In the DOD-funded project, the three CU Cancer Center investigators will look at the role of androgen receptors — proteins in cells that bind to the androgen hormone — in creating BRAF resistance and promoting the cancer’s spread.
“As part of our ongoing research, Bryan and I have identified a role for the androgen receptor in thyroid cancer,” Schweppe says. “My lab has data showing that when you treat with a BRAF inhibitor, the expression of the androgen receptor is increased. And Bryan has data showing that the androgen receptor is expressed in cancer-associated fibroblasts. So it may be playing a role not just in the cancer cell, but in other cells as well.”
To the test
Using a mix of in vitro studies and animal models, the researchers plan to test a BRAF inhibitor in combination with androgen receptor inhibitors, drugs that already are being successfully used to treat prostate cancer. Testing drugs that are already approved by the Food and Drug Administration (FDA), the researchers say, helps with the DOD’s aim of finding new treatments that can be rapidly translated into the clinic.
“We've done some experiments where we've added more androgen receptor to the cells, then we treat it with our BRAF inhibitor, and we see an increase in resistance,” Schweppe says. “That is clear evidence that the androgen receptor is directly promoting resistance.”
Moving toward a clinical trial
The DOD award is a two-year grant; if their research goes as planned, the three cancer center researchers hope to eventually move the study to a clinical trial to see how it works in humans.
“Overall, our data indicate that ‘If we block the androgen receptor, this will block both the pro-invasive and pro-growth aspects of cancer, and shut down resistance from an invasion, metastasis, and growth” Schweppe says. “That's where the data from all of our groups really came together for this grant.”

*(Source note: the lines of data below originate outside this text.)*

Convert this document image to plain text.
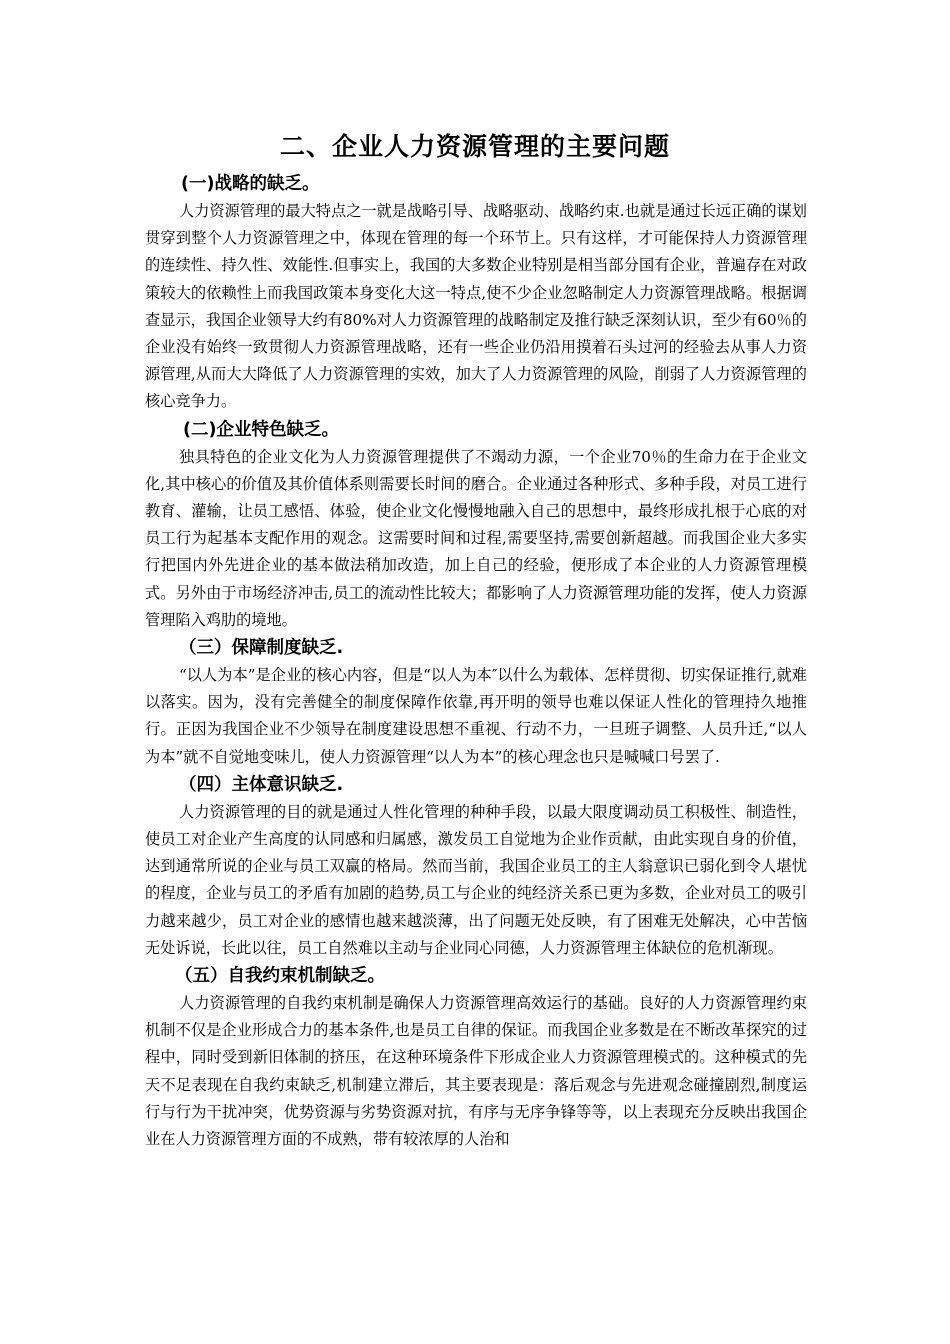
二、企业人力资源管理的主要问题
(一)战略的缺乏。

人力资源管理的最大特点之一就是战略引导、战略驱动、战略约束.也就是通过长远正确的谋划贯穿到整个人力资源管理之中，体现在管理的每一个环节上。只有这样，才可能保持人力资源管理的连续性、持久性、效能性.但事实上，我国的大多数企业特别是相当部分国有企业，普遍存在对政策较大的依赖性上而我国政策本身变化大这一特点,使不少企业忽略制定人力资源管理战略。根据调查显示，我国企业领导大约有80%对人力资源管理的战略制定及推行缺乏深刻认识，至少有60％的企业没有始终一致贯彻人力资源管理战略，还有一些企业仍沿用摸着石头过河的经验去从事人力资源管理,从而大大降低了人力资源管理的实效，加大了人力资源管理的风险，削弱了人力资源管理的核心竞争力。

(二)企业特色缺乏。

独具特色的企业文化为人力资源管理提供了不竭动力源，一个企业70％的生命力在于企业文化,其中核心的价值及其价值体系则需要长时间的磨合。企业通过各种形式、多种手段，对员工进行教育、灌输，让员工感悟、体验，使企业文化慢慢地融入自己的思想中，最终形成扎根于心底的对员工行为起基本支配作用的观念。这需要时间和过程,需要坚持,需要创新超越。而我国企业大多实行把国内外先进企业的基本做法稍加改造，加上自己的经验，便形成了本企业的人力资源管理模式。另外由于市场经济冲击,员工的流动性比较大；都影响了人力资源管理功能的发挥，使人力资源管理陷入鸡肋的境地。

（三）保障制度缺乏.

“以人为本”是企业的核心内容，但是“以人为本″以什么为载体、怎样贯彻、切实保证推行,就难以落实。因为，没有完善健全的制度保障作依靠,再开明的领导也难以保证人性化的管理持久地推行。正因为我国企业不少领导在制度建设思想不重视、行动不力，一旦班子调整、人员升迁,“以人为本”就不自觉地变味儿，使人力资源管理“以人为本”的核心理念也只是喊喊口号罢了.

（四）主体意识缺乏.

人力资源管理的目的就是通过人性化管理的种种手段，以最大限度调动员工积极性、制造性，使员工对企业产生高度的认同感和归属感，激发员工自觉地为企业作贡献，由此实现自身的价值，达到通常所说的企业与员工双赢的格局。然而当前，我国企业员工的主人翁意识已弱化到令人堪忧的程度，企业与员工的矛盾有加剧的趋势,员工与企业的纯经济关系已更为多数，企业对员工的吸引力越来越少，员工对企业的感情也越来越淡薄，出了问题无处反映，有了困难无处解决，心中苦恼无处诉说，长此以往，员工自然难以主动与企业同心同德，人力资源管理主体缺位的危机渐现。

（五）自我约束机制缺乏。

人力资源管理的自我约束机制是确保人力资源管理高效运行的基础。良好的人力资源管理约束机制不仅是企业形成合力的基本条件,也是员工自律的保证。而我国企业多数是在不断改革探究的过程中，同时受到新旧体制的挤压，在这种环境条件下形成企业人力资源管理模式的。这种模式的先天不足表现在自我约束缺乏,机制建立滞后，其主要表现是：落后观念与先进观念碰撞剧烈,制度运行与行为干扰冲突，优势资源与劣势资源对抗，有序与无序争锋等等，以上表现充分反映出我国企业在人力资源管理方面的不成熟，带有较浓厚的人治和
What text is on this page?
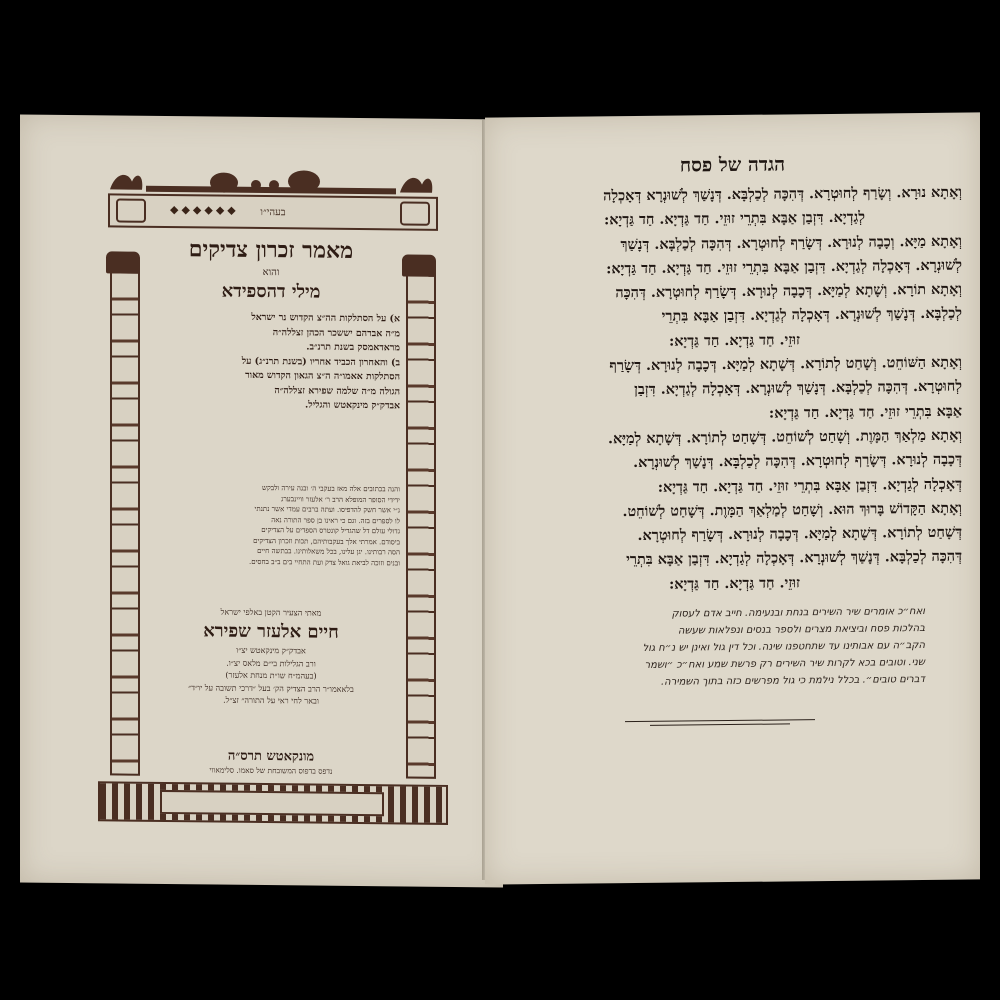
◆◆◆◆◆◆ בעהי״ו
מאמר זכרון צדיקים
והוא
מילי דהספידא
א) על הסתלקות הה״צ הקדוש נר ישראל
מ״ה אברהם יששכר הכהן זצללה״ה
מראדאמסק בשנת תרנ״ב.
ב) והאחרון הכביד אחריו (בשנת תרנ״ג) על
הסתלקות אאמו״ה ה״צ הגאון הקדוש מאור
הגולה מ״ה שלמה שפירא זצללה״ה
אבדק״ק מינקאטש והגליל.
והנה בכתובים אלה מאז בעקבי ה׳ ובנה עירה ולבקש
ידידי הסופר המופלא הרב ר׳ אלעזר וויינבערג
נ״י אשר חשק להדפיסו. ועתה ברבים עמדי אשר נתנתי
לו לספרים בזה. וגם כי ראינו בן ספר התורה נאה
גדולי עולם דל שהגדיל קונטרס הספדים על הצדיקים
ביסודם. אמרתי אלך בעקבותיהם, תכות וזכרון הצדיקים
הסה רבותינו. יגן עלינו, בכל משאלותינו. בבתשה חיים
ובנים וזוכה לביאת גואל צדק ועת התחיי בים ב״ב בחסים.
מאתי הצעיר הקטן באלפי ישראל
חיים אלעזר שפירא
אבדק״ק מינקאטש יצ״ו
ורב הגלילות בי״ם מלאס יצ״ו.
(בעהמ״ח שו״ת מנחת אלעזר)
בלאאמו״ר הרב הצדיק הק׳ בעל ״דרכי תשובה על יו״ד״
ובאר לחי ראי על התורה״ זצ״ל.
מונקאטש תרס״ה
נדפס בדפוס המשובחת של סאמו. סלימאווי
הגדה של פסח
וְאָתָא נוּרָא. וְשָׂרַף לְחוּטְרָא. דְּהִכָּה לְכַלְבָּא. דְּנָשַׁךְ לְשׁוּנְרָא דְּאָכְלָה
לְגַדְיָא. דִּזְבַן אַבָּא בִּתְרֵי זוּזֵי. חַד גַּדְיָא. חַד גַּדְיָא:
וְאָתָא מַיָּא. וְכָבָה לְנוּרָא. דְּשָׂרַף לְחוּטְרָא. דְּהִכָּה לְכַלְבָּא. דְּנָשַׁךְ
לְשׁוּנְרָא. דְּאָכְלָה לְגַדְיָא. דִּזְבַן אַבָּא בִּתְרֵי זוּזֵי. חַד גַּדְיָא. חַד גַּדְיָא:
וְאָתָא תוֹרָא. וְשָׁתָא לְמַיָּא. דְּכָבָה לְנוּרָא. דְּשָׂרַף לְחוּטְרָא. דְּהִכָּה
לְכַלְבָּא. דְּנָשַׁךְ לְשׁוּנְרָא. דְּאָכְלָה לְגַדְיָא. דִּזְבַן אַבָּא בִּתְרֵי
זוּזֵי. חַד גַּדְיָא. חַד גַּדְיָא:
וְאָתָא הַשּׁוֹחֵט. וְשָׁחַט לְתוֹרָא. דְּשָׁתָא לְמַיָּא. דְּכָבָה לְנוּרָא. דְּשָׂרַף
לְחוּטְרָא. דְּהִכָּה לְכַלְבָּא. דְּנָשַׁךְ לְשׁוּנְרָא. דְּאָכְלָה לְגַדְיָא. דִּזְבַן
אַבָּא בִּתְרֵי זוּזֵי. חַד גַּדְיָא. חַד גַּדְיָא:
וְאָתָא מַלְאַךְ הַמָּוֶת. וְשָׁחַט לְשׁוֹחֵט. דְּשָׁחַט לְתוֹרָא. דְּשָׁתָא לְמַיָּא.
דְּכָבָה לְנוּרָא. דְּשָׂרַף לְחוּטְרָא. דְּהִכָּה לְכַלְבָּא. דְּנָשַׁךְ לְשׁוּנְרָא.
דְּאָכְלָה לְגַדְיָא. דִּזְבַן אַבָּא בִּתְרֵי זוּזֵי. חַד גַּדְיָא. חַד גַּדְיָא:
וְאָתָא הַקָּדוֹשׁ בָּרוּךְ הוּא. וְשָׁחַט לְמַלְאַךְ הַמָּוֶת. דְּשָׁחַט לְשׁוֹחֵט.
דְּשָׁחַט לְתוֹרָא. דְּשָׁתָא לְמַיָּא. דְּכָבָה לְנוּרָא. דְּשָׂרַף לְחוּטְרָא.
דְּהִכָּה לְכַלְבָּא. דְּנָשַׁךְ לְשׁוּנְרָא. דְּאָכְלָה לְגַדְיָא. דִּזְבַן אַבָּא בִּתְרֵי
זוּזֵי. חַד גַּדְיָא. חַד גַּדְיָא:
ואח״כ אומרים שיר השירים בנחת ובנעימה. חייב אדם לעסוק
בהלכות פסח וביציאת מצרים ולספר בנסים ונפלאות שעשה
הקב״ה עם אבותינו עד שתחטפנו שינה. וכל דין גול ואינן יש נ״ח גול
שני. וטובים בכא לקרות שיר השירים רק פרשת שמע ואח״כ ״ושמר
דברים טובים״. בכלל נילמת כי גול מפרשים כזה בתוך השמירה.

Haugen is especially interested in the effect of the new drug combination in men, who are more than two times more likely to die from thyroid cancer than women. Because testosterone is a primary androgen hormone, he says, targeting androgen signaling will likely have a greater effect in males.
“We think it could still have an effect in women, so we definitely want to test it,” he says. “It may not, but we think it's probably going to be more powerful in men.”
The trio of researchers has also applied for a grant from the American Cancer Society and a larger, translational grant from the DOD to move their study forward. Richer says the research is a great combination of all their skills.
“This is a perfect team, because my expertise is in hormone receptors, which act as what we call transcription factors, meaning that they can turn on and off other genes,” Richer says. “We have the clinical component in Bryan, and both Rebecca and Bryan have studied thyroid cancer in cell cultures and animal models for a long time. This is the beauty of being at a place like CU Anschutz, where basic scientists can collaborate closely with physician scientists to move things rapidly from the bench to the bedside and then back again to the bench.”